Guillermo Navarro, best known as Guillermo del Toro’s go-to (for the most part) DoP, Navarro has branched into TV directing with Hannibal, but he returns to feature films with London Fields, which IMDb describes as a story about a “clairvoyant femme fatale” who has an affair with two men, one of whom she knows will murder her. I miss Hannibal, guys.
Phedon Papamichael has worked with the likes of Wim Wenders, Alexander Payne, James Mangold, Gore Verbinski, and Judd Apatow, and his next film marks his first feature since 2014’s The Monuments Men. I wish I could say it was a good one, but I don’t think it’s that so much, because it’s The Huntsman: Winter’s War. Remember that Snow White movie a few movie tolerated? Here’s that, with Elsa subbing in for Snow White!
The man who lent his considerable skills to shooting all three Matrix movies, Scott Pilgrim vs. the World, The World’s End, Team America: World Police, Spider-Man 2, and, best of all, the Freaks and Geeks pilot, Bill Pope will likely be shooting Edgar Wright’s Baby Driver, although that hasn’t been confirmed, as Pope isn’t listed on the film’s IMDb page. What he is confirmed to be shooting is Jon Favreau’s remake of The Jungle Book. Of course, this looks to be CGI-heavy, so Pope’s voice may be slightly lost when he tries to light where the photorealistic CGI tiger will be. For those who want a hit of pure Pope, the better source may be the pilot of the upcoming AMC series Preacher, based off the DC series of the same name.
Since I last looked at what Rodrigo Prieto has in the pipeline (a lot of Scorsese, mainly), that tricky son of a gun decided to start another project. That project is Passengers, which may not sound familiar until I inform you that it’s the “Chris Pratt decides to die with Jennifer Lawrence in space” movie that both Rachel Handler and Kate Erbland, during their stint on the mothership, went gaga over. It’s written by Prometheus‘s Jon Spaihts and directed by The Imitation Game‘s Morten Tyldum, so it’s nice of Prieto to serve as the only crew member on this film who one would feel okay in trusting.

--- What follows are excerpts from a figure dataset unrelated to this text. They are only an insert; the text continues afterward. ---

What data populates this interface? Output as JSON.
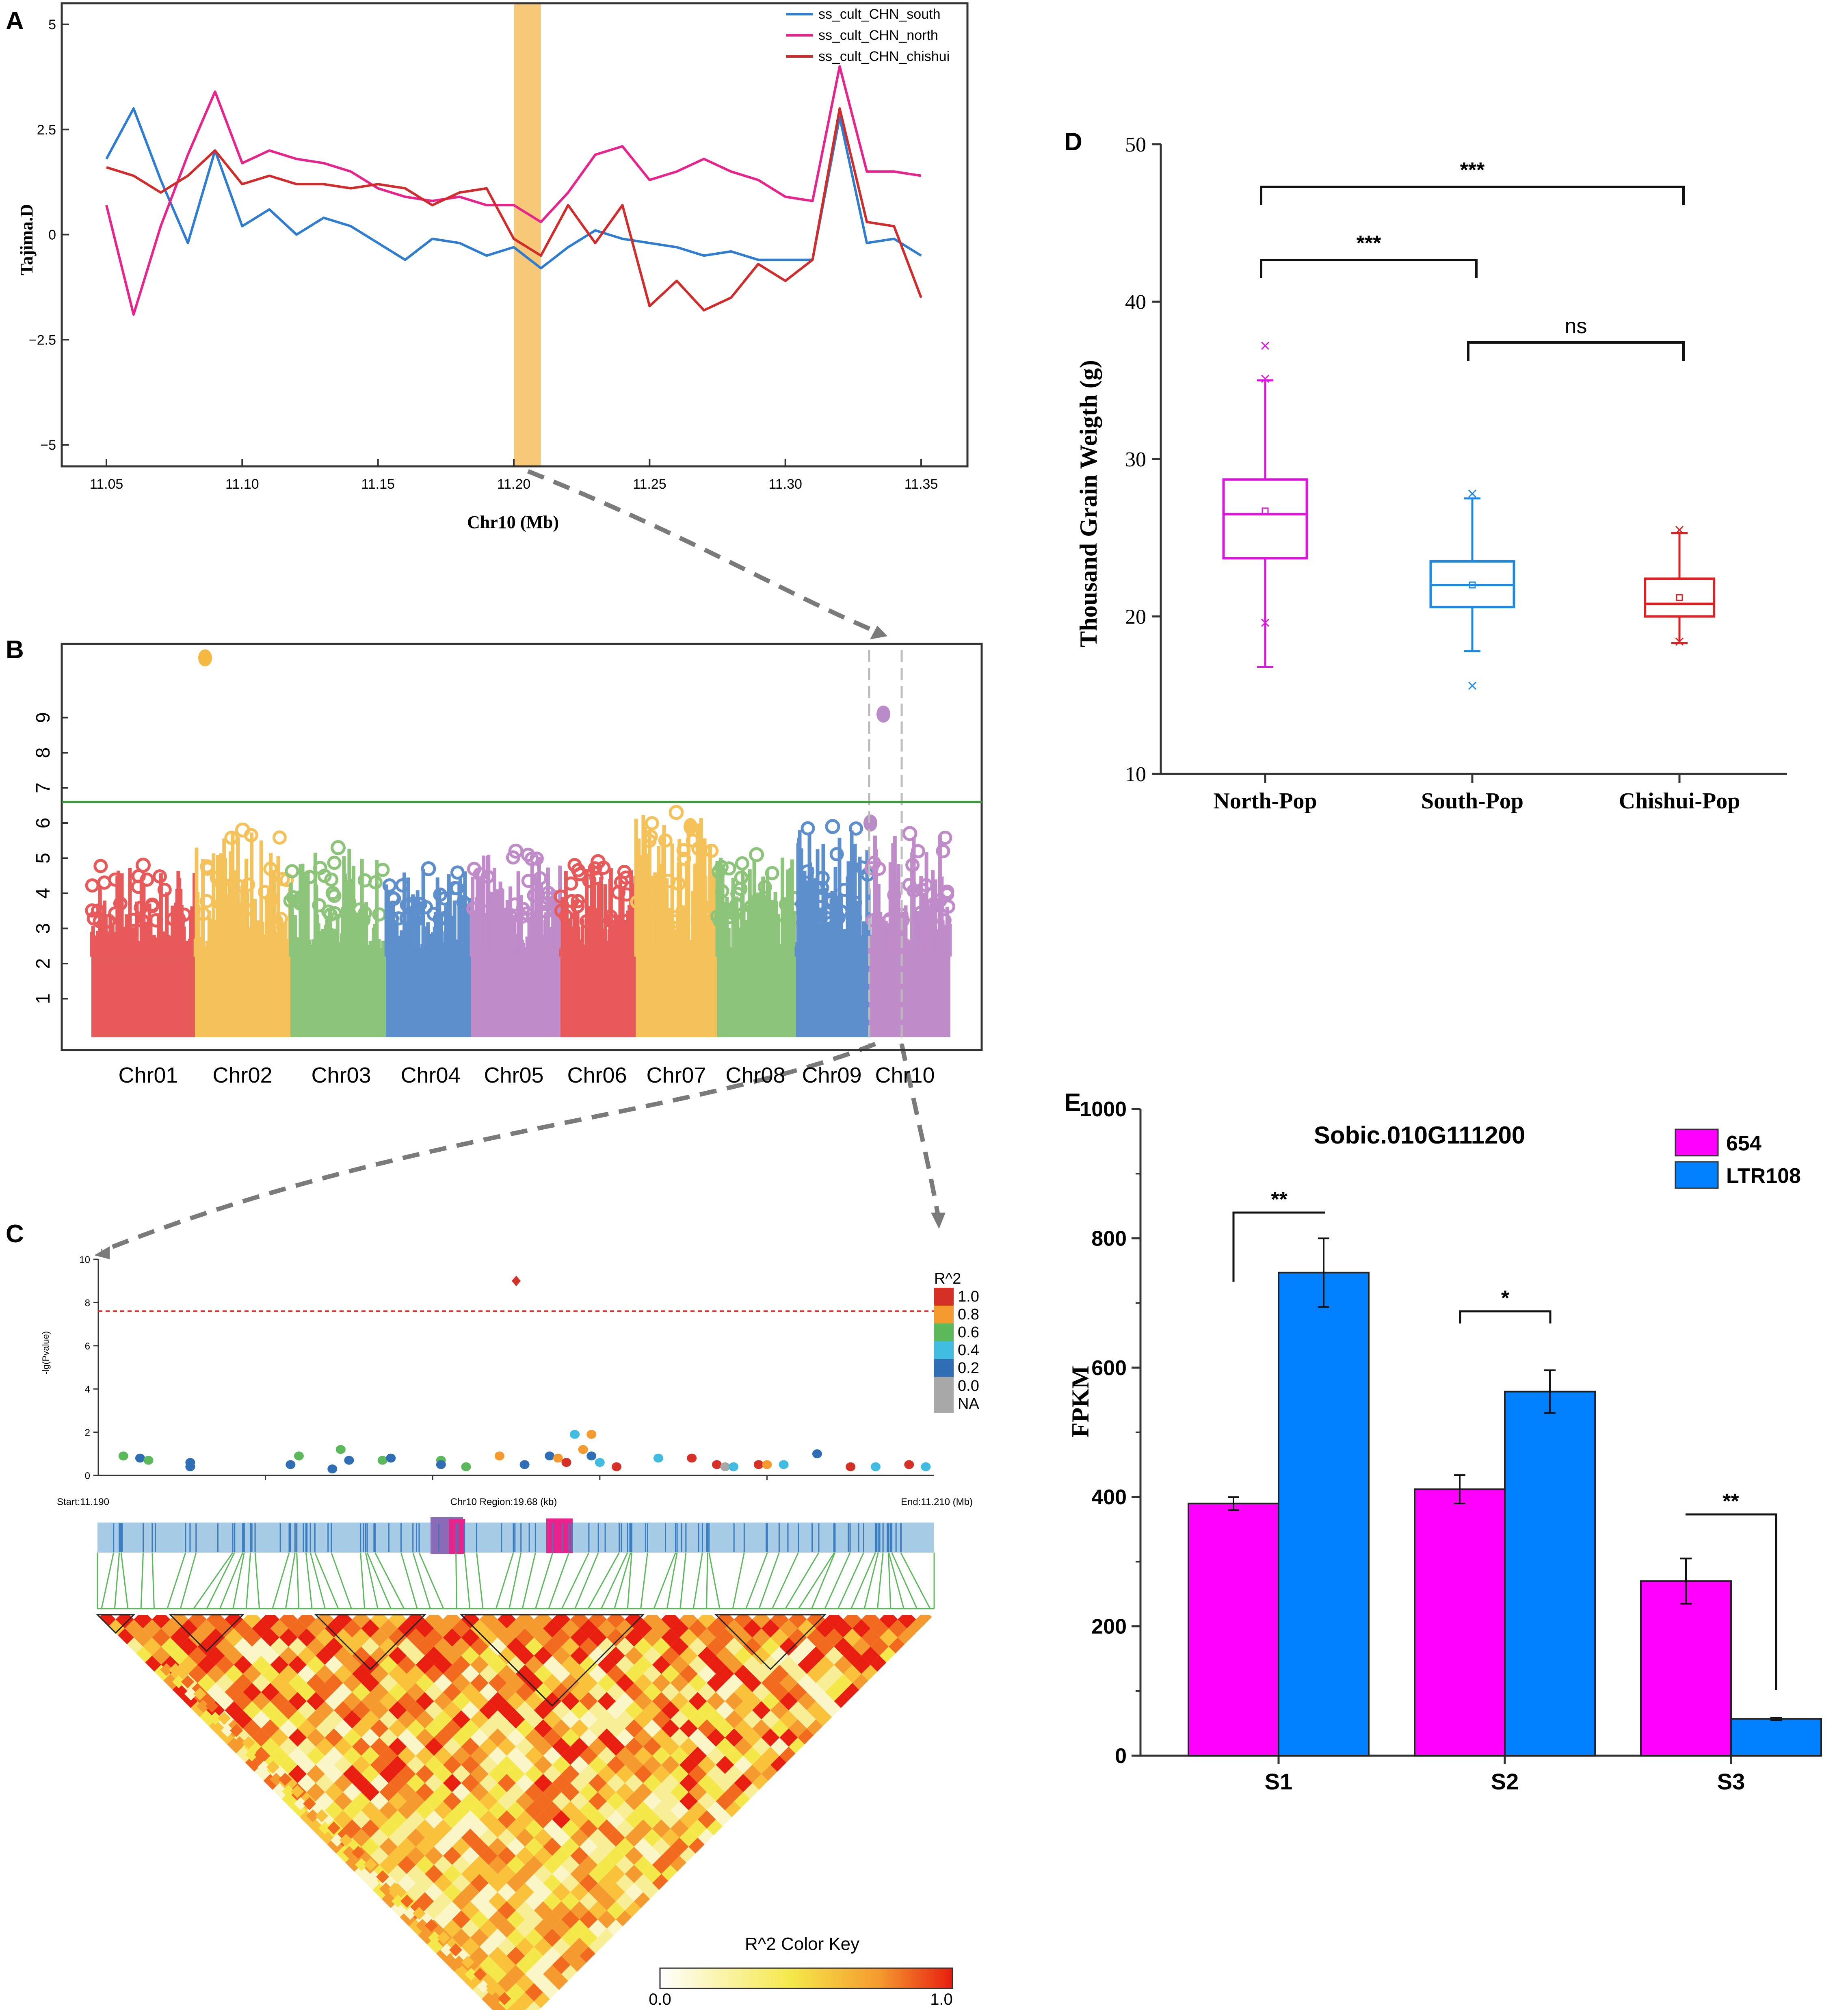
{
  "panel_labels": {
    "a": "A",
    "b": "B",
    "c": "C",
    "d": "D",
    "e": "E"
  },
  "colors": {
    "south": "#2E7DD1",
    "north": "#E8248C",
    "chishui": "#D12B2B",
    "highlight": "#F4B54B",
    "chroms": [
      "#E85A5A",
      "#F5C25A",
      "#8CC47A",
      "#5C8FCB",
      "#C08BC9",
      "#E85A5A",
      "#F5C25A",
      "#8CC47A",
      "#5C8FCB",
      "#C08BC9"
    ],
    "box_north": "#E014E0",
    "box_south": "#1E88E5",
    "box_chishui": "#E02020",
    "bar_654": "#FF00FF",
    "bar_ltr108": "#0080FF"
  },
  "chart_data": [
    {
      "id": "A",
      "type": "line",
      "title": "",
      "xlabel": "Chr10 (Mb)",
      "ylabel": "Tajima.D",
      "xlim": [
        11.05,
        11.35
      ],
      "ylim": [
        -5,
        5
      ],
      "xticks": [
        "11.05",
        "11.10",
        "11.15",
        "11.20",
        "11.25",
        "11.30",
        "11.35"
      ],
      "yticks": [
        "5",
        "2.5",
        "0",
        "−2.5",
        "−5"
      ],
      "highlight_range": [
        11.2,
        11.21
      ],
      "x": [
        11.05,
        11.06,
        11.07,
        11.08,
        11.09,
        11.1,
        11.11,
        11.12,
        11.13,
        11.14,
        11.15,
        11.16,
        11.17,
        11.18,
        11.19,
        11.2,
        11.21,
        11.22,
        11.23,
        11.24,
        11.25,
        11.26,
        11.27,
        11.28,
        11.29,
        11.3,
        11.31,
        11.32,
        11.33,
        11.34,
        11.35
      ],
      "series": [
        {
          "name": "ss_cult_CHN_south",
          "color": "#2E7DD1",
          "values": [
            1.8,
            3.0,
            1.3,
            -0.2,
            2.0,
            0.2,
            0.6,
            0.0,
            0.4,
            0.2,
            -0.2,
            -0.6,
            -0.1,
            -0.2,
            -0.5,
            -0.3,
            -0.8,
            -0.3,
            0.1,
            -0.1,
            -0.2,
            -0.3,
            -0.5,
            -0.4,
            -0.6,
            -0.6,
            -0.6,
            2.8,
            -0.2,
            -0.1,
            -0.5
          ]
        },
        {
          "name": "ss_cult_CHN_north",
          "color": "#E8248C",
          "values": [
            0.7,
            -1.9,
            0.2,
            1.9,
            3.4,
            1.7,
            2.0,
            1.8,
            1.7,
            1.5,
            1.1,
            0.9,
            0.8,
            0.9,
            0.7,
            0.7,
            0.3,
            1.0,
            1.9,
            2.1,
            1.3,
            1.5,
            1.8,
            1.5,
            1.3,
            0.9,
            0.8,
            4.0,
            1.5,
            1.5,
            1.4
          ]
        },
        {
          "name": "ss_cult_CHN_chishui",
          "color": "#D12B2B",
          "values": [
            1.6,
            1.4,
            1.0,
            1.4,
            2.0,
            1.2,
            1.4,
            1.2,
            1.2,
            1.1,
            1.2,
            1.1,
            0.7,
            1.0,
            1.1,
            -0.1,
            -0.5,
            0.7,
            -0.2,
            0.7,
            -1.7,
            -1.1,
            -1.8,
            -1.5,
            -0.7,
            -1.1,
            -0.6,
            3.0,
            0.3,
            0.2,
            -1.5
          ]
        }
      ]
    },
    {
      "id": "B",
      "type": "scatter",
      "title": "",
      "xlabel": "",
      "ylabel": "",
      "ylim": [
        0,
        11
      ],
      "yticks": [
        "1",
        "2",
        "3",
        "4",
        "5",
        "6",
        "7",
        "8",
        "9"
      ],
      "threshold": 6.6,
      "categories": [
        "Chr01",
        "Chr02",
        "Chr03",
        "Chr04",
        "Chr05",
        "Chr06",
        "Chr07",
        "Chr08",
        "Chr09",
        "Chr10"
      ],
      "peak_max": [
        4.8,
        5.8,
        5.3,
        4.7,
        5.2,
        4.9,
        6.3,
        5.1,
        5.9,
        5.7
      ],
      "top_hits": [
        {
          "chrom": "Chr02",
          "value": 10.7
        },
        {
          "chrom": "Chr10",
          "value": 9.1
        },
        {
          "chrom": "Chr07",
          "value": 5.9
        },
        {
          "chrom": "Chr10",
          "value": 6.0
        }
      ]
    },
    {
      "id": "C",
      "type": "scatter",
      "title": "",
      "xlabel": "Chr10 Region:19.68 (kb)",
      "ylabel": "-lg(Pvalue)",
      "start_label": "Start:11.190",
      "end_label": "End:11.210 (Mb)",
      "ylim": [
        0,
        10
      ],
      "yticks": [
        "0",
        "2",
        "4",
        "6",
        "8",
        "10"
      ],
      "threshold": 7.6,
      "legend_title": "R^2",
      "legend": [
        {
          "label": "1.0",
          "color": "#D73027"
        },
        {
          "label": "0.8",
          "color": "#F59A2E"
        },
        {
          "label": "0.6",
          "color": "#5BB85B"
        },
        {
          "label": "0.4",
          "color": "#3FBCE0"
        },
        {
          "label": "0.2",
          "color": "#2F6DB5"
        },
        {
          "label": "0.0",
          "color": "#A8A8A8"
        },
        {
          "label": "NA",
          "color": "#A8A8A8"
        }
      ],
      "points": [
        {
          "x": 0.03,
          "y": 0.9,
          "c": "#5BB85B"
        },
        {
          "x": 0.05,
          "y": 0.8,
          "c": "#2F6DB5"
        },
        {
          "x": 0.06,
          "y": 0.7,
          "c": "#5BB85B"
        },
        {
          "x": 0.11,
          "y": 0.6,
          "c": "#2F6DB5"
        },
        {
          "x": 0.11,
          "y": 0.4,
          "c": "#2F6DB5"
        },
        {
          "x": 0.23,
          "y": 0.5,
          "c": "#2F6DB5"
        },
        {
          "x": 0.24,
          "y": 0.9,
          "c": "#5BB85B"
        },
        {
          "x": 0.28,
          "y": 0.3,
          "c": "#2F6DB5"
        },
        {
          "x": 0.29,
          "y": 1.2,
          "c": "#5BB85B"
        },
        {
          "x": 0.3,
          "y": 0.7,
          "c": "#2F6DB5"
        },
        {
          "x": 0.34,
          "y": 0.7,
          "c": "#5BB85B"
        },
        {
          "x": 0.35,
          "y": 0.8,
          "c": "#2F6DB5"
        },
        {
          "x": 0.41,
          "y": 0.7,
          "c": "#5BB85B"
        },
        {
          "x": 0.41,
          "y": 0.5,
          "c": "#2F6DB5"
        },
        {
          "x": 0.44,
          "y": 0.4,
          "c": "#5BB85B"
        },
        {
          "x": 0.48,
          "y": 0.9,
          "c": "#F59A2E"
        },
        {
          "x": 0.51,
          "y": 0.5,
          "c": "#2F6DB5"
        },
        {
          "x": 0.54,
          "y": 0.9,
          "c": "#2F6DB5"
        },
        {
          "x": 0.55,
          "y": 0.8,
          "c": "#F59A2E"
        },
        {
          "x": 0.56,
          "y": 0.6,
          "c": "#D73027"
        },
        {
          "x": 0.57,
          "y": 1.9,
          "c": "#3FBCE0"
        },
        {
          "x": 0.58,
          "y": 1.2,
          "c": "#F59A2E"
        },
        {
          "x": 0.59,
          "y": 0.9,
          "c": "#2F6DB5"
        },
        {
          "x": 0.59,
          "y": 1.9,
          "c": "#F59A2E"
        },
        {
          "x": 0.6,
          "y": 0.6,
          "c": "#3FBCE0"
        },
        {
          "x": 0.62,
          "y": 0.4,
          "c": "#D73027"
        },
        {
          "x": 0.67,
          "y": 0.8,
          "c": "#3FBCE0"
        },
        {
          "x": 0.71,
          "y": 0.8,
          "c": "#D73027"
        },
        {
          "x": 0.74,
          "y": 0.5,
          "c": "#D73027"
        },
        {
          "x": 0.75,
          "y": 0.4,
          "c": "#A8A8A8"
        },
        {
          "x": 0.76,
          "y": 0.4,
          "c": "#3FBCE0"
        },
        {
          "x": 0.79,
          "y": 0.5,
          "c": "#D73027"
        },
        {
          "x": 0.8,
          "y": 0.5,
          "c": "#F59A2E"
        },
        {
          "x": 0.82,
          "y": 0.5,
          "c": "#3FBCE0"
        },
        {
          "x": 0.86,
          "y": 1.0,
          "c": "#2F6DB5"
        },
        {
          "x": 0.9,
          "y": 0.4,
          "c": "#D73027"
        },
        {
          "x": 0.93,
          "y": 0.4,
          "c": "#3FBCE0"
        },
        {
          "x": 0.97,
          "y": 0.5,
          "c": "#D73027"
        },
        {
          "x": 0.99,
          "y": 0.4,
          "c": "#3FBCE0"
        }
      ],
      "top_snp": {
        "x": 0.5,
        "y": 9.0,
        "c": "#D73027"
      },
      "color_key_title": "R^2 Color Key",
      "color_key_min": "0.0",
      "color_key_max": "1.0"
    },
    {
      "id": "D",
      "type": "box",
      "title": "",
      "xlabel": "",
      "ylabel": "Thousand Grain Weigth (g)",
      "ylim": [
        10,
        50
      ],
      "yticks": [
        "10",
        "20",
        "30",
        "40",
        "50"
      ],
      "categories": [
        "North-Pop",
        "South-Pop",
        "Chishui-Pop"
      ],
      "boxes": [
        {
          "name": "North-Pop",
          "min": 16.8,
          "q1": 23.7,
          "median": 26.5,
          "q3": 28.7,
          "max": 35.0,
          "mean": 26.7,
          "outliers": [
            37.2,
            35.1,
            19.6
          ]
        },
        {
          "name": "South-Pop",
          "min": 17.8,
          "q1": 20.6,
          "median": 22.0,
          "q3": 23.5,
          "max": 27.5,
          "mean": 22.0,
          "outliers": [
            27.8,
            15.6
          ]
        },
        {
          "name": "Chishui-Pop",
          "min": 18.3,
          "q1": 20.0,
          "median": 20.8,
          "q3": 22.4,
          "max": 25.3,
          "mean": 21.2,
          "outliers": [
            25.5,
            18.4
          ]
        }
      ],
      "comparisons": [
        {
          "from": 0,
          "to": 2,
          "label": "***"
        },
        {
          "from": 0,
          "to": 1,
          "label": "***"
        },
        {
          "from": 1,
          "to": 2,
          "label": "ns"
        }
      ]
    },
    {
      "id": "E",
      "type": "bar",
      "title": "Sobic.010G111200",
      "xlabel": "",
      "ylabel": "FPKM",
      "ylim": [
        0,
        1000
      ],
      "yticks": [
        "0",
        "200",
        "400",
        "600",
        "800",
        "1000"
      ],
      "categories": [
        "S1",
        "S2",
        "S3"
      ],
      "series": [
        {
          "name": "654",
          "color": "#FF00FF",
          "values": [
            390,
            412,
            270
          ],
          "errors": [
            10,
            22,
            35
          ]
        },
        {
          "name": "LTR108",
          "color": "#0080FF",
          "values": [
            747,
            563,
            57
          ],
          "errors": [
            53,
            33,
            2
          ]
        }
      ],
      "significance": [
        "**",
        "*",
        "**"
      ]
    }
  ]
}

Shut up, it’s not cheating. Anyway, Steven Soderbergh and his array of pseudonyms are obviously being put to great use now (and for the next five weeks or so) on The Knick, but when that’s over, we’ll get to see them again soon enough, as Soderbergh is working on the HBO movie Mosaic, starring the two actors who were previously the only ones in Hollywood to not have worked with Soderbergh, Sharon Stone and Garrett Hedlund. Soderbergh remains coy on what exactly Mosaic is, whether a “choose your own adventure”-type thing or something else entirely (on his Twitter account @Bitchuation, his photos of the shoot are accompanied with the clarification that it’s only “Part one/Phase A” of the shoot). Ah well, whatever happens with it, it’ll look splentabulous.
The cinematographer best-known for his films with Michael Mann (namely Heat, Manhunter, The Last of the Mohicans, and The Insider), Dante Spinotti has two projects on the horizon. One is done, and that’s the Tom Hiddleston-as-Hank Williams biopic I Saw the Light. One is filming, and that’s Freak Show, about a boy who runs for Homecoming Queen in his extremely conservative school. And one is in the works, and that’s, sigh, Beverly Hills Cop 4. This will mark a continuation (if it ends up getting made) of Spinotti’s collaboration with Brett Ratner, which must be satisfying, artistically or otherwise, for the both of them, considering that this will be their sixth film together.